Well, we’ll give Consoli credit for recognizing Ripken’s intensity and desire to reach the big leagues, but he obviously didn't understand the type of athlete he was dealing with in Ripken. That's not entirely his fault, either, because baseball players like Ripken simply didn't exist at that time. 6'3", 195 pound high school kids didn't project as major league shortstops because the prototype had never been discovered. They were pitchers, first baseman, third baseman, catchers, basically anything other than shortstops in the minds of scouts and front office personnel. Shortstop was reserved for smaller, quicker, defensive-minded players that hit at the bottom of the order.

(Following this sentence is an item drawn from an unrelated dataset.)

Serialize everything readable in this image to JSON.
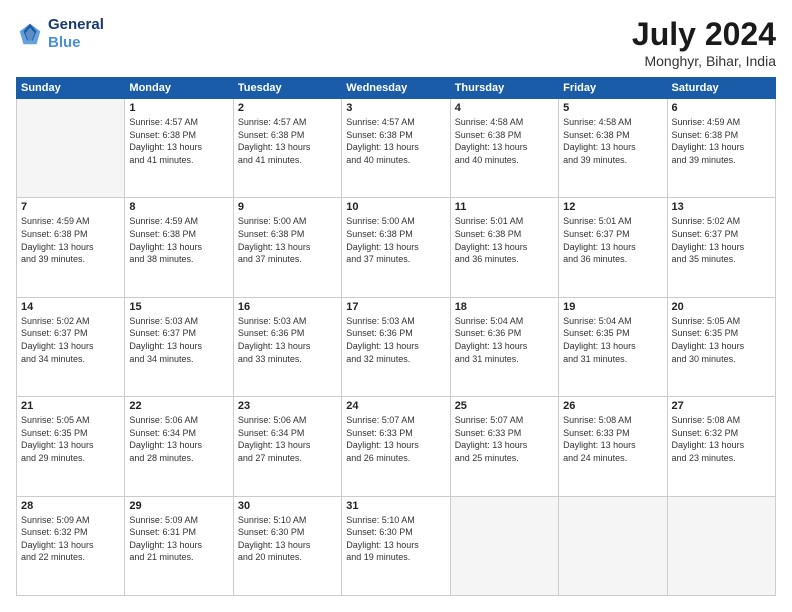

Ripken eventually broke that mold and paved the way for larger-than-average infielders like Derek Jeter and Troy Tulowitzki to follow in his footsteps. But even the Baltimore Orioles, who drafted Ripken in the second round of the 1978, figured his best shot to reach the big leagues was pitching. They only allowed Ripken to try shortstop first because they figured it would be easier to transition him to a pitcher at a later time.

It turns out that was one of the best decisions in franchise history.

It was a game-changer for Baltimore, as they gained an all-star, MVP, and baseball's iron man. And it was a game-changer for baseball, as it changed the way players were scouted, evaluated and ultimately developed.